“Finally, you get it!” I grab the pen and papers off the coffee table and shove them in his face. “Clearly I’m not what you need or want and I can’t give you what you need or want so yeah… we’re done. Sign the damn papers.”
With another glare, he yanks the packet out of my hand along with the pen.
Now would be a really good time to learn how to do that one eyebrow raise thing just to look cool and let him know that I know that I won the argument. Although, Wyatt signing the papers right now is proof of that.
With jerky penmanship, he gets everything signed and slams it back onto the coffee table.
“Happy now?”
Another scoff from me. “Happy? Are you seriously asking me if I’m happy that you and I just signeddivorcepapers? When we got married, I committed my life to you forever. This,” I point back and forth between us, “isn’t what I wanted.”
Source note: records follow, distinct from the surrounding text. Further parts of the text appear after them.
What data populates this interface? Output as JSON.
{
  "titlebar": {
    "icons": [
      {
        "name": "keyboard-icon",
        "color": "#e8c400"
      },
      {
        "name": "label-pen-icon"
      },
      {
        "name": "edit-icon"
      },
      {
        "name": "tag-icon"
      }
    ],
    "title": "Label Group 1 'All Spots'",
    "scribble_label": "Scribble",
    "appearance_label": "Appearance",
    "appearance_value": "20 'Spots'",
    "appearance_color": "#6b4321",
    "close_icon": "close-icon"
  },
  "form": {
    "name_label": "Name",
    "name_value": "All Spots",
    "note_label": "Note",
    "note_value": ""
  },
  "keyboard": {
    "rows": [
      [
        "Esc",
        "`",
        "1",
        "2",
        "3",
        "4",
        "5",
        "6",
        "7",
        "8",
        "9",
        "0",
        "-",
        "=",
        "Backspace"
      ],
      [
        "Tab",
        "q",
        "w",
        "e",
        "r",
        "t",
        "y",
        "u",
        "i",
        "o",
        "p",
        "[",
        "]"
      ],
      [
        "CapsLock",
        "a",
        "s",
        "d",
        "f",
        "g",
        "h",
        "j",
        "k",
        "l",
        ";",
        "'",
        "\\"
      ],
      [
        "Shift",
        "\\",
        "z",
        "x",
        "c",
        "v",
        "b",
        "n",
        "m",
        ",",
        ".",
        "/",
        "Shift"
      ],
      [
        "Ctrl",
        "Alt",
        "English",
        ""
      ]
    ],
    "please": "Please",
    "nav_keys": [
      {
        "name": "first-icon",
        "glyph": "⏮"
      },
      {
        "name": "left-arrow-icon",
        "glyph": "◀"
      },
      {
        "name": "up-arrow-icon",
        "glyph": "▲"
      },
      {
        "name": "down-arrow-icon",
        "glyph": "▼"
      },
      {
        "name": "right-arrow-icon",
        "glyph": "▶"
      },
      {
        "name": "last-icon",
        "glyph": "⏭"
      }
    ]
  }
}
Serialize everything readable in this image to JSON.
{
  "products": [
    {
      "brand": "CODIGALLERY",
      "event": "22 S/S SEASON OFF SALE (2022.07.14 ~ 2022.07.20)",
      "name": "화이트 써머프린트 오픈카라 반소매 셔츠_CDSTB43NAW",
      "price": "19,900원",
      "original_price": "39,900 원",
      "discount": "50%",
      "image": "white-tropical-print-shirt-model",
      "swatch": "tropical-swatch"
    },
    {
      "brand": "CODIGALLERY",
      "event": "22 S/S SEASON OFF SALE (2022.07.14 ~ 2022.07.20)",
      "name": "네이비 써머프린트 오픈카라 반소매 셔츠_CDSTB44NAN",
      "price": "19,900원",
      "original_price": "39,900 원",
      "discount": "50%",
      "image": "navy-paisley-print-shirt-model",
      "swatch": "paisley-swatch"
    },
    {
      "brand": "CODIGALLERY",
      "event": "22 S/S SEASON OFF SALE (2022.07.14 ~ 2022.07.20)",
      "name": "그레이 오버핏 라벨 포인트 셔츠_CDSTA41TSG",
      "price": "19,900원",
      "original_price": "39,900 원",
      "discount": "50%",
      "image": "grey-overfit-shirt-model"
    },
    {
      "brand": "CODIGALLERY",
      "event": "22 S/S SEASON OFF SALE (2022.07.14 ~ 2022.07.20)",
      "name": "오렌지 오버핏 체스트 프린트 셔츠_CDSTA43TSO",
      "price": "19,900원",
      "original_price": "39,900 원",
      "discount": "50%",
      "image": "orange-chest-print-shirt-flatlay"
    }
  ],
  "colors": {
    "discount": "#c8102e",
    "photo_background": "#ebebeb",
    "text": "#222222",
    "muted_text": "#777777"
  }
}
“Then why are we doing this?”
“Because it’s over. I can’t trust you anymore. I can’t find it in my heart to forget the fact that I had to hear about you cheating on me while I was pumping gas and overheard a conversation between two women that I absolutely wasn’t supposed to hear. I can’t forget the second phone I found that you used to communicate with the plethora of women you screwed while I was still wearing your ring. I’ve forgiven because it’s better for me to forgive than it is to harbor anger forever, but I can’t forget it. And honestly? This might be hard to hear, but I don’t love you, Wyatt. Not anymore. Not for a long time, either.”
His eyes soften, finally, and he relaxes his shoulders. “I know. It isn’t what I wanted either. I screwed up, Naomi.”
“We all screw up from time to time, Wyatt. It’s what we do after we screw up that matters. That’s where you went wrong.”
“Damn it, I really screwed up, didn’t I?”
“You did,” I agree. I placated him long enough. Coddled him like a toddler to make things easier because I don’t do well with confrontation. But enough’s enough. It’s time to put myself first and move on.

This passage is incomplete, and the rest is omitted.